The authorities in India have constantly under review the cases of persons detained as a result of the Congress disturbances of 1942; and releases are made so far as is compatible with essential considerations of security. I do not think that present circumstances call for a revision of this policy, which has resulted in a large and progressive reduction in the number of those detained.

Mr. Sorensen

Is the right hon. Gentleman aware that he has said nothing about those who had not been charged or tried, but who were arrested before the disturbances took place; and may I ask him if he is aware that last week the Labour Party Conference asked for the release of these prisoners?

Mr.
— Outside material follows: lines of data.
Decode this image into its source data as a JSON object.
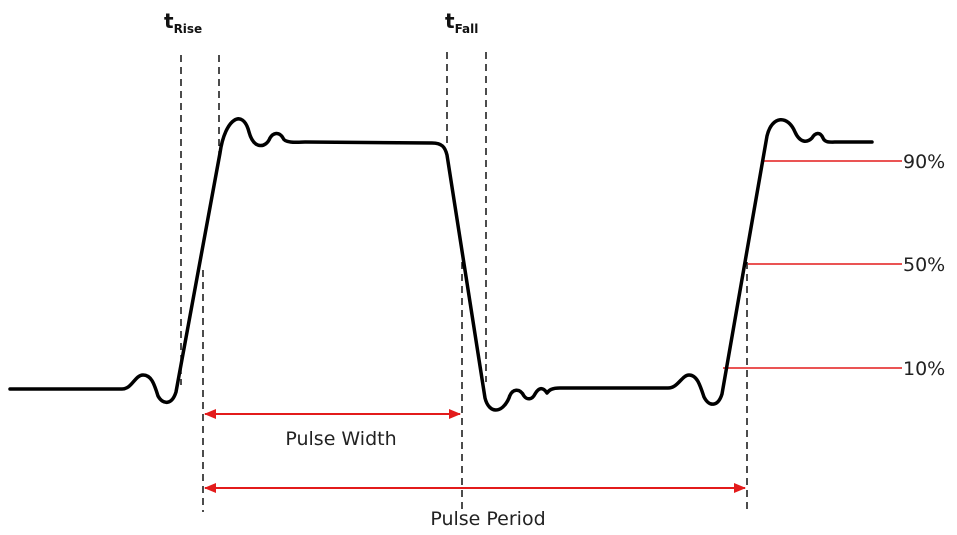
{
  "diagram": {
    "t_rise": {
      "main": "t",
      "sub": "Rise"
    },
    "t_fall": {
      "main": "t",
      "sub": "Fall"
    },
    "levels": {
      "p90": "90%",
      "p50": "50%",
      "p10": "10%"
    },
    "pulse_width_label": "Pulse Width",
    "pulse_period_label": "Pulse Period"
  },
  "colors": {
    "waveform": "#000000",
    "dashed_guides": "#000000",
    "level_lines": "#e31b1b",
    "arrows": "#e31b1b",
    "text": "#222222"
  }
}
Shinwell

May I also ask whether, if the Minister is aware of the Labour Party decision last week, he will take note of the fact that the Labour Party decision expresses the view of a very large number of people in the country? Ought he not to give this matter reconsideration?

Mr. Amery

I will certainly take note of any decision taken at an important Conference like that.

Mr. McGovern

May I ask if someone could not be placed in complete charge of these political prisoners with a view to reviewing the cases periodically, as many who were arrested are inclined to be forgotten?

Mr. Amery

I can assure the hon. Member that, on the contrary, these cases are reviewed by the Governor of the Province very frequently, and, in the course of this year, I have mentioned that the total number of those detained in the first six months of this year was reduced from 7,400 to 3,000.

Mr. Cove

How can the right hon. Gentleman expect the friendship of the Indian people and the effectiveness of their contribution to the war effort, if he persists in keeping men like Nehru and others in gaol?

Mr. Amery

I think the opinions of those who have been detained were by no means endorsed by the Indian people as a whole.

Mr. Austin Hopkinson

If the right hon. Gentleman is taking into consideration the opinion of the Labour Party on this matter, will he also take into consideration the fact that the Labour Party constitutes a small minority of this House?

Sir John Wardlaw-Milne

May I ask my right hon. Friend whether it is a fact that a considerable number of these political prisoners could be released immediately if they gave the necessary guarantee of their good behaviour?

Mr. Amery

Yes, Sir, that is so.

Mr. Sorensen

In view of the unsatisfactory nature of the reply, I beg to give notice that I will raise this matter at the earliest opportunity.